History of the kebab
The kebab dates back thousands of years – to the year 1377 and originally comes from Turkey, but it wasn’t exactly the kebab we know now and love. Soldiers used to grill small pieces of freshly hunted animals, skewed on swords over an open fire and that’s where the concept of a ‘kebab’ came from. In Arabic, the word ‘kebab’ means ‘to burn’. The roots of the kebab can be found in both Asian and African countries and all kebabs are cooked differently and served in various ways.
Popular kebabs from around the world
Traditionally, the meat used in a kebab is lamb, but this can vary according to the country it is being cooked in. Chicken, goat, beef, and fish are also common meats used. All kebabs are marinated in different ways, but in general, the main ingredients of the marinade include lemon juice, olive oil, milk and yoghurt, onion juice, cinnamon, wild marjoram, tomato and juice, and various spices.

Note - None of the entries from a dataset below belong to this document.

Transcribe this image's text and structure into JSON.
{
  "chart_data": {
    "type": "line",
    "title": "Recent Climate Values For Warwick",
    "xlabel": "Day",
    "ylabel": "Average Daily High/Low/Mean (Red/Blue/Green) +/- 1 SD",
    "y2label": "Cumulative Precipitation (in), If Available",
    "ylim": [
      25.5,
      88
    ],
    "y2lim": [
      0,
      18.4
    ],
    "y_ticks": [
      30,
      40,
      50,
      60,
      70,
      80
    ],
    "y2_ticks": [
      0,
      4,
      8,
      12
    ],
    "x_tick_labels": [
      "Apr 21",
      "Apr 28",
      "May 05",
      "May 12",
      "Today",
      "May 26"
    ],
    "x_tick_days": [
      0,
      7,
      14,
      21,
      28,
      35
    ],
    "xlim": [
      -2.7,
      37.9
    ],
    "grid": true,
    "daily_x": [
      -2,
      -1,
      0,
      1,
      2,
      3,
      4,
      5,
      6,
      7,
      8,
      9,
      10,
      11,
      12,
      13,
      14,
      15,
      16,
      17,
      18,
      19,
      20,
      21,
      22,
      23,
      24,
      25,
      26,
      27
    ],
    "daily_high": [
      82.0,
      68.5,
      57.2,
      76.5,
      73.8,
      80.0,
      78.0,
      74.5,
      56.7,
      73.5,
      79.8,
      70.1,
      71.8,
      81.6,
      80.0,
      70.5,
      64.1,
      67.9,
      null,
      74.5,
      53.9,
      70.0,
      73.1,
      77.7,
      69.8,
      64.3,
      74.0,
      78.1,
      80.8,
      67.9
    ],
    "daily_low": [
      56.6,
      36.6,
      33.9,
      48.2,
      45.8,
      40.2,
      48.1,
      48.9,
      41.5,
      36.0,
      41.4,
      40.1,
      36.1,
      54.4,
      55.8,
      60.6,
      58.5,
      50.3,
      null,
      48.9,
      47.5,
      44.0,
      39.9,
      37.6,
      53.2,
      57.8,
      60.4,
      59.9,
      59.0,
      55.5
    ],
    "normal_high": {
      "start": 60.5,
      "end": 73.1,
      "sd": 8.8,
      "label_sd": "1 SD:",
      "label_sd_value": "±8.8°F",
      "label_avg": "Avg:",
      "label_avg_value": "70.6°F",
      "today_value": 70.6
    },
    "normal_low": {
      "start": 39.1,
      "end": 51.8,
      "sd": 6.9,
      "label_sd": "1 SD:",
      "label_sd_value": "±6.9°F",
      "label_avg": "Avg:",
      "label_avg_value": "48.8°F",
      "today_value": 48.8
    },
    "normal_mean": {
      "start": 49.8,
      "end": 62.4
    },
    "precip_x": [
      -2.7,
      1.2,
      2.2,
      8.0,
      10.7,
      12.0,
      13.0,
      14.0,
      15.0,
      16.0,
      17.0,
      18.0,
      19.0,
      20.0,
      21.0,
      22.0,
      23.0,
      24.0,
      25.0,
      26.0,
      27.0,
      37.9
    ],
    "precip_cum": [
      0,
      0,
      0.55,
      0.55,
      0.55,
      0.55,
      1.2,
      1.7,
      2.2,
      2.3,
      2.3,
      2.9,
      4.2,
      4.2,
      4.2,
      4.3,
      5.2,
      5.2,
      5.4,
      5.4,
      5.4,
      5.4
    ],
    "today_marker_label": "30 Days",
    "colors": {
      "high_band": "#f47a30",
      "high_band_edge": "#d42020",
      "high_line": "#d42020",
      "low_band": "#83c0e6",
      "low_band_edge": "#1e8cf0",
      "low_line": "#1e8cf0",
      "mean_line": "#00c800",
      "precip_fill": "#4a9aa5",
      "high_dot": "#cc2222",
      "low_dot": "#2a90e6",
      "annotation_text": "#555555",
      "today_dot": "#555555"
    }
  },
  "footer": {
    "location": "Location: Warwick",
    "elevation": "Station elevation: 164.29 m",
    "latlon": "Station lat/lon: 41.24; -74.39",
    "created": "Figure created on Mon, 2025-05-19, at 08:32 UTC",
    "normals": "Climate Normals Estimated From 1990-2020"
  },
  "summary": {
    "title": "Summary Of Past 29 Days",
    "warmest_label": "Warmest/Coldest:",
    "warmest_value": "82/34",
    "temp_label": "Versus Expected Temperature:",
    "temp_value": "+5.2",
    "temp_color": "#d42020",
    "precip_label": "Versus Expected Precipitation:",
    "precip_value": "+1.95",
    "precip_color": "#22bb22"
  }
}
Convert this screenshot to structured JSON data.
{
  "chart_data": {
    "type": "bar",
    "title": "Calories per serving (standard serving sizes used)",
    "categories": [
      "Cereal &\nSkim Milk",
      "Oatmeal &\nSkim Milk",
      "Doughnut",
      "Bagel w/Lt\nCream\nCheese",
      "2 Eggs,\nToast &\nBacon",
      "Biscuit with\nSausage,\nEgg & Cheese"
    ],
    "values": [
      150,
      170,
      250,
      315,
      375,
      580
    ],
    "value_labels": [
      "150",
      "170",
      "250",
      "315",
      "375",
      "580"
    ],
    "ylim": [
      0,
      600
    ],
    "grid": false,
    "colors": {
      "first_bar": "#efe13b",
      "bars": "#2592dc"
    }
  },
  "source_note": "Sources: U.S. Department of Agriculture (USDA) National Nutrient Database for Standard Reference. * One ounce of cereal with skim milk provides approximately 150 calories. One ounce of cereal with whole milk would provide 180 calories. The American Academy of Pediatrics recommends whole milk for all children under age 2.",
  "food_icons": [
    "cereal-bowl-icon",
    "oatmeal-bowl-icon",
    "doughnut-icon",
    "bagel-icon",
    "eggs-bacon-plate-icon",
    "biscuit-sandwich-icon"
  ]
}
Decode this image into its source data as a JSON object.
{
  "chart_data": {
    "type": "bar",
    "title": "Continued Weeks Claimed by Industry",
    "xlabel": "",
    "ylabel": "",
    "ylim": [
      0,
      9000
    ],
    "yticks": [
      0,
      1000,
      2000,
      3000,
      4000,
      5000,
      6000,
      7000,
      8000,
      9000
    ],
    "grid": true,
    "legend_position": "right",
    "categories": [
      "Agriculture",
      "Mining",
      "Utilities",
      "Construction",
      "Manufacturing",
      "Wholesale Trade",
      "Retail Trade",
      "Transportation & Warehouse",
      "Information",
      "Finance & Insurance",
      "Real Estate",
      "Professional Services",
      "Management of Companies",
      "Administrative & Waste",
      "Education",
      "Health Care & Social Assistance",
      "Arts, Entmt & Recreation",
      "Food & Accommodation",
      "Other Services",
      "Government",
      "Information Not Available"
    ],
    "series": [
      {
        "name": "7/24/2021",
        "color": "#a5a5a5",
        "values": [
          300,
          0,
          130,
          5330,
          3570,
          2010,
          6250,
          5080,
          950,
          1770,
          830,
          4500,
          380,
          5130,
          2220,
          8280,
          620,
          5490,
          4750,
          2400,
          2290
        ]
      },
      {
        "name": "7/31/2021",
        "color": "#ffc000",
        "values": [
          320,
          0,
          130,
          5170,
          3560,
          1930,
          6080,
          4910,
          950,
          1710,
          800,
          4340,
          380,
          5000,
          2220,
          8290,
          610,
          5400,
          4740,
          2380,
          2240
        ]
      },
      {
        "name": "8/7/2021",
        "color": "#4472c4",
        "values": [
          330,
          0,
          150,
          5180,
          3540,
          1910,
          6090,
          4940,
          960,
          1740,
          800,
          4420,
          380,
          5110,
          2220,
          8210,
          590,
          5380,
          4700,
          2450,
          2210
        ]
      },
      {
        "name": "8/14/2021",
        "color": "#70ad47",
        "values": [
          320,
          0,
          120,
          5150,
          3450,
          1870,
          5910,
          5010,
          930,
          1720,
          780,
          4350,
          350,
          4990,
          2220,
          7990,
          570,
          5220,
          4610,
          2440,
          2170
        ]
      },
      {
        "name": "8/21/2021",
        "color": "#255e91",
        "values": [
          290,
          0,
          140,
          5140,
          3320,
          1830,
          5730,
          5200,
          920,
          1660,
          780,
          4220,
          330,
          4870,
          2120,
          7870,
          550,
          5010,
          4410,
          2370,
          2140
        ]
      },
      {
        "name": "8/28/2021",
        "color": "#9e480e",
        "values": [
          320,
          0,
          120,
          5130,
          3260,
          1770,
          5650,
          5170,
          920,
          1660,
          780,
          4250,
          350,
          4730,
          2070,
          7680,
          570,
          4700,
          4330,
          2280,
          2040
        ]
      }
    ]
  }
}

Shish kebab – the most famous and most internationally known kebab, also known as the doner kebab. The word ‘doner’ means ‘rotating’ because the doner kebab is roasted or grilled on a vertical rotating spit. It is thought by some that the doner kebab came from a Turkish man named Kadir Nurman. Nurman migrated from Turkey to Stuttgart in Germany in 1960, then moved to Berlin some years later. It was here that he noticed the lack of quick and substantial meals for German workers to eat at lunchtime. Nurman simply wrapped a kebab in a bread called ‘durum’, made it portable and the rest is history. But others, say the doner was born in Turkey itself. Either way, we are glad it was created!
Adana kebab – named after the Turkish city, Adana, the Adana kebab only uses four ingredients; meat, fat, sweet red peppers and salt. Traditionally, the meat used must be a male lamb under the age of one that has been raised in its natural environment and has only eaten local plants, but in this modern era, the recipe has been adapted.
In India, the kebab is seen as a sign of ‘opulence’ which was once only eaten by royalty.
Shami kebab – came to India in the Mughal era by cooks from the Middle East who were chefs for the royal family. This kebab is a combination of meat, chickpeas, and spices and is shaped into patties and fried.
Galouti kebab – is a mix of finely ground lamb, mutton or goat mixed with raw papaya and a mix of spices. This kebab is also shaped into patties and fried. People often refer to this particular kebab as ‘melting in your mouth’.
The Greeks love their kebabs and it is a main part of the Mediterranean cuisine.
Gyros – is Greece’s equivalent of the Turkish doner kebab, though it is usually made from chicken. Gyros can be served rolled up in pita bread with sauces and salads or served in a sandwich with fried potatoes.
Souvlaki – is a popular fast food in Greece. Small cubes of meat are marinated, skewered and chargrilled and can be served on their own as a snack in pita bread with sauces and vegetables.
Indonesia, Thailand, and Malaysia:
These Asian countries have their own take on the kebab. They like to marinate their meat (usually chicken) in satay sauce and grill them over hot flames.
Where to find kebab in Singapore
There are lots of restaurants and cafes in Singapore that serve tender kebab. Check out Marmaris Restaurant, Original Sin and Kebab Station. They all serve juicy kebab at a moderate price and are rated highly on foodpanda.